Tuesday, April 28, 2009
Last Time I Checked, It Was April, Not August
If you live on the East Coast, you're likely sporting bare arms and possibly even sunscreen today. It's going to be 90 degrees this afternoon here in DC. Most people love this kind of early summer weather--I happen to hate it. My allergies make me feel crazy, my sandal selection hasn't been updated, and oh yes, this weather is a total tomato tease.
That's right. You heard me. It's hot enough to be August and I'm craving fresh tomatoes.
But the fact is, it's April, and no matter how many flip-flopped walkers I see on the streets today and no matter how many people invite me to have margaritas outside, that fact will not change. There are no good tomatoes to be had in April. This is asparagus and fava bean time, and baby lettuce and rhubarb time. Those are all perfectly good foods for spring but today feels like summer and I've got tomatoes on the brain, dangit!
Mercifully, Muir Glen Organic exists. This is my go-to tomato nine months of the year. While obviously not fresh off the vine, Muir Glen tomatoes have a firm texture and bright taste. I prefer the classic diced variety, but they offer fire-roasted and herb-laced kinds, too. My friend Katherine and I used a can of these babies recently to make Pappa Al Pomodoro, a chunky Italian soup that traditionally calls for fresh tomatoes. Our out-of-the-can version was pretty rockin', though, and I think you should give it a try. And yes, I realize that soup isn't really "hot weather food," but since the air conditioning is blasting you might as well just go for it.

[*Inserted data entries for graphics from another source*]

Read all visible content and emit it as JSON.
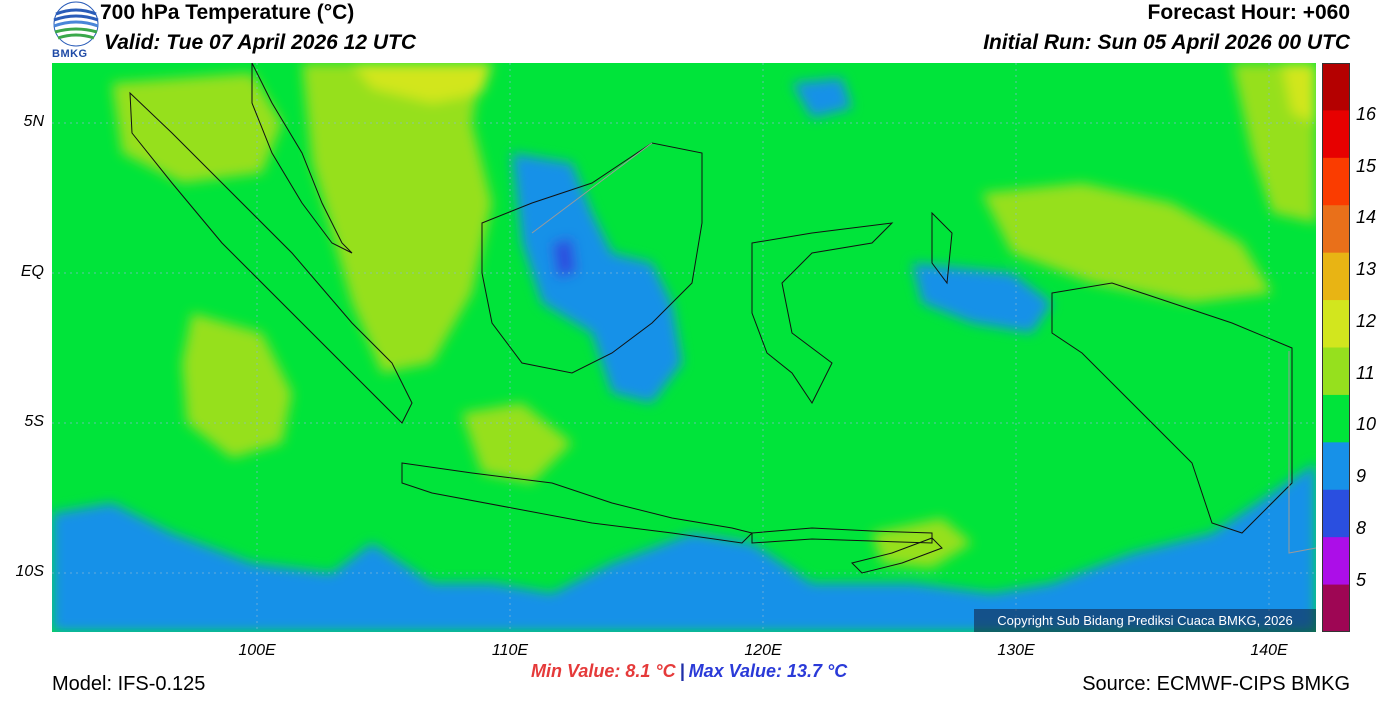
{
  "header": {
    "title": "700 hPa Temperature (°C)",
    "valid": "Valid: Tue 07 April 2026 12 UTC",
    "forecast_hour": "Forecast Hour: +060",
    "initial_run": "Initial Run: Sun 05 April 2026 00 UTC",
    "logo_text": "BMKG"
  },
  "map": {
    "lat_labels": [
      "5N",
      "EQ",
      "5S",
      "10S"
    ],
    "lon_labels": [
      "100E",
      "110E",
      "120E",
      "130E",
      "140E"
    ],
    "copyright": "Copyright Sub Bidang Prediksi Cuaca BMKG, 2026"
  },
  "colorbar": {
    "labels": [
      "16",
      "15",
      "14",
      "13",
      "12",
      "11",
      "10",
      "9",
      "8",
      "5"
    ],
    "colors": [
      "#b40000",
      "#e70000",
      "#fa3c00",
      "#e9701a",
      "#e8b414",
      "#d2e61e",
      "#96e01e",
      "#00e43a",
      "#1791e8",
      "#2a4fe0",
      "#ac0ee8",
      "#9e0654"
    ]
  },
  "footer": {
    "min_value": "Min Value: 8.1 °C",
    "separator": "|",
    "max_value": "Max Value: 13.7 °C",
    "model": "Model: IFS-0.125",
    "source": "Source: ECMWF-CIPS BMKG"
  }
}
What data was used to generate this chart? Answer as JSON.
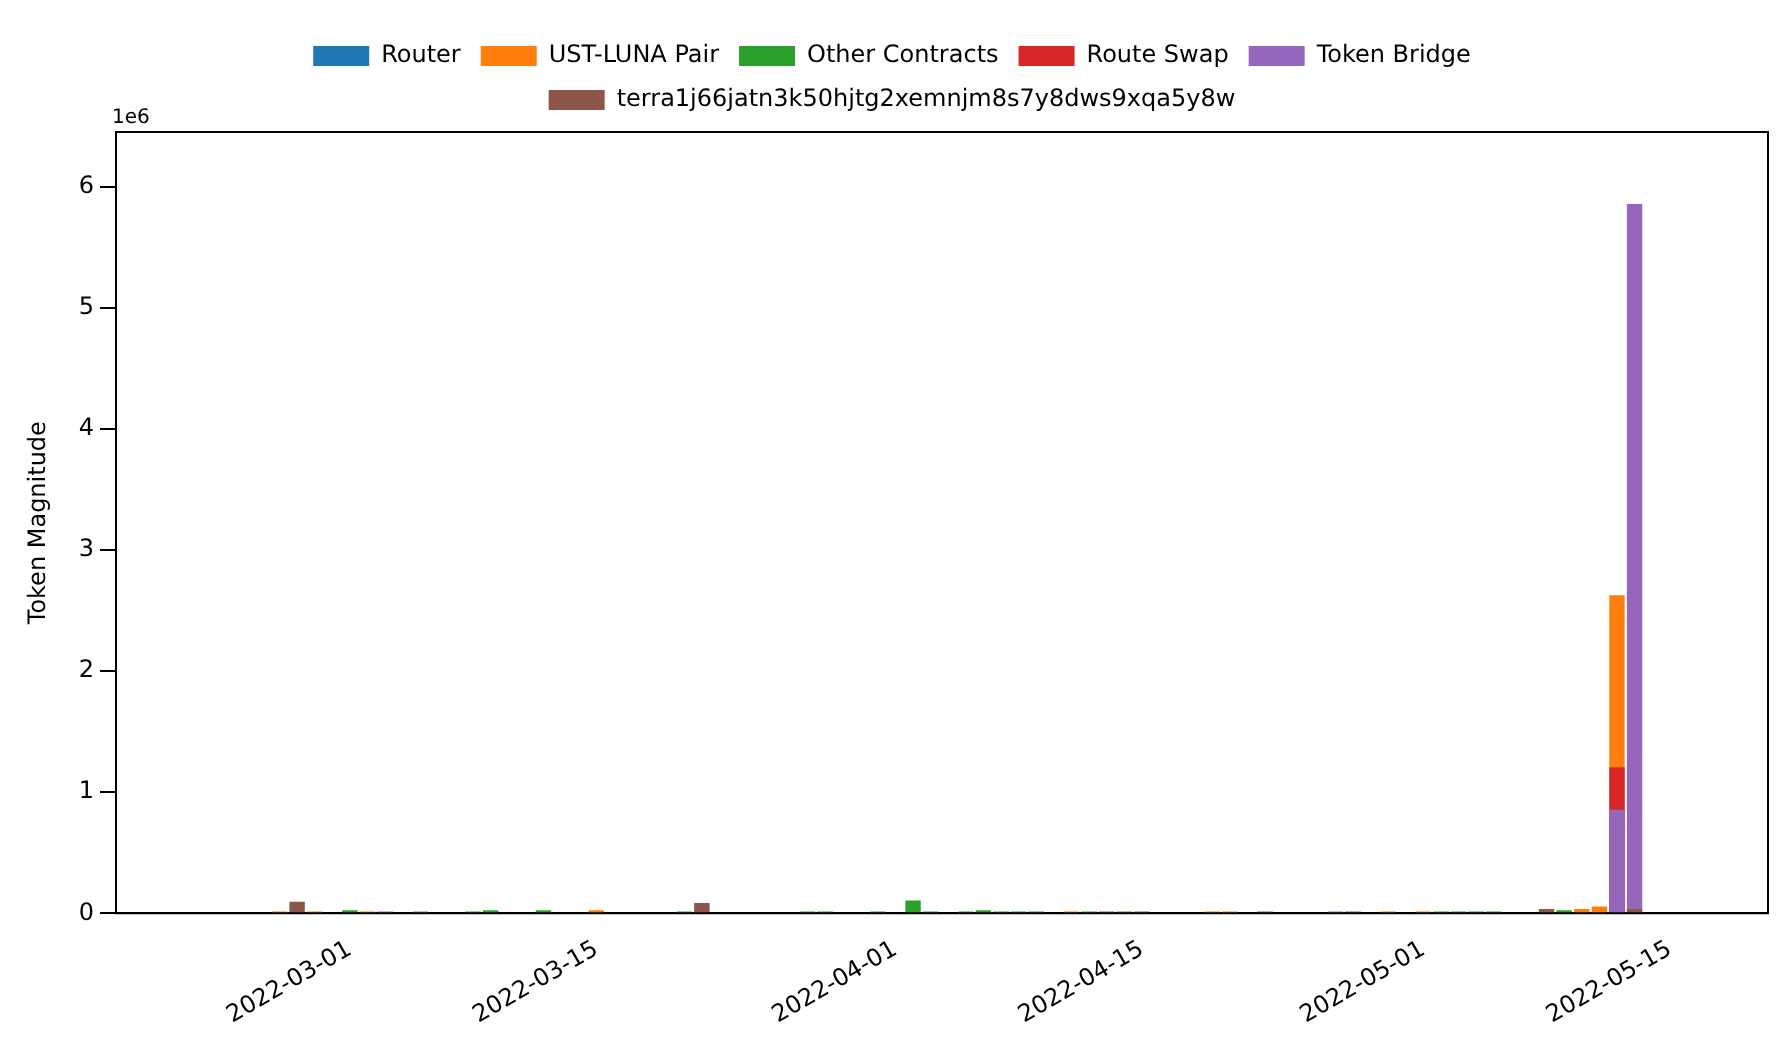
{
  "chart_data": {
    "type": "bar",
    "ylabel": "Token Magnitude",
    "annotations": [
      "1e6"
    ],
    "legend": "top",
    "grid": false,
    "xlim": [
      "2022-02-15T17:00",
      "2022-05-20T14:00"
    ],
    "xticks": [
      "2022-03-01",
      "2022-03-15",
      "2022-04-01",
      "2022-04-15",
      "2022-05-01",
      "2022-05-15"
    ],
    "ylim": [
      0,
      6.45
    ],
    "yticks": [
      0,
      1,
      2,
      3,
      4,
      5,
      6
    ],
    "series": [
      {
        "name": "Router",
        "color": "#1f77b4"
      },
      {
        "name": "UST-LUNA Pair",
        "color": "#ff7f0e",
        "x": [
          "2022-02-25",
          "2022-02-27",
          "2022-03-02",
          "2022-03-15",
          "2022-04-11",
          "2022-04-19",
          "2022-04-20",
          "2022-04-29",
          "2022-05-01",
          "2022-05-10",
          "2022-05-11",
          "2022-05-12"
        ],
        "values": [
          0.01,
          0.01,
          0.01,
          0.02,
          0.01,
          0.01,
          0.01,
          0.01,
          0.01,
          0.03,
          0.05,
          2.62
        ]
      },
      {
        "name": "Other Contracts",
        "color": "#2ca02c",
        "x": [
          "2022-03-01",
          "2022-03-08",
          "2022-03-09",
          "2022-03-12",
          "2022-03-20",
          "2022-03-27",
          "2022-03-28",
          "2022-03-31",
          "2022-04-02",
          "2022-04-03",
          "2022-04-05",
          "2022-04-06",
          "2022-04-07",
          "2022-04-08",
          "2022-04-09",
          "2022-04-12",
          "2022-04-14",
          "2022-05-02",
          "2022-05-03",
          "2022-05-04",
          "2022-05-05",
          "2022-05-09"
        ],
        "values": [
          0.02,
          0.01,
          0.02,
          0.02,
          0.01,
          0.01,
          0.01,
          0.01,
          0.1,
          0.01,
          0.01,
          0.02,
          0.01,
          0.01,
          0.01,
          0.01,
          0.01,
          0.01,
          0.01,
          0.01,
          0.01,
          0.02
        ]
      },
      {
        "name": "Route Swap",
        "color": "#d62728",
        "x": [
          "2022-05-12"
        ],
        "values": [
          1.2
        ]
      },
      {
        "name": "Token Bridge",
        "color": "#9467bd",
        "x": [
          "2022-03-03",
          "2022-03-05",
          "2022-04-26",
          "2022-05-12",
          "2022-05-13"
        ],
        "values": [
          0.01,
          0.01,
          0.01,
          0.85,
          5.85
        ]
      },
      {
        "name": "terra1j66jatn3k50hjtg2xemnjm8s7y8dws9xqa5y8w",
        "color": "#8c564b",
        "x": [
          "2022-02-26",
          "2022-03-21",
          "2022-04-13",
          "2022-04-15",
          "2022-04-22",
          "2022-04-27",
          "2022-05-08",
          "2022-05-13"
        ],
        "values": [
          0.09,
          0.08,
          0.01,
          0.01,
          0.01,
          0.01,
          0.03,
          0.03
        ]
      }
    ]
  }
}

Katherine and Catherine's (Canned) Tomato Bread Soup
Serves two or three
One large shallot, minced
Two garlic cloves, minced
One 28-ounce can Muir Glen Organic diced tomatoes
One small loaf stale Italian bread, cubed (about four cups)
Fresh basil (optional)
Freshly grated Parmesan cheese
In a large pot, saute shallot and garlic in olive oil over medium heat for about four minutes. Add tomatoes and bread and stir until everything is combined. If mixture seems dry, add a little water and about a teaspoon of tomato paste. The soup should be mushy and thick--not thin and runny. Cook over medium-low heat for about ten minutes, adding salt and pepper to taste. Feel free to throw in some hot red pepper flakes if you like a little heat. Stir in fresh basil (which ok, is also a summertime food but you can buy it pretty much any time of year, and I do). Ladle soup into bowls and serve with freshly grated Parmesan.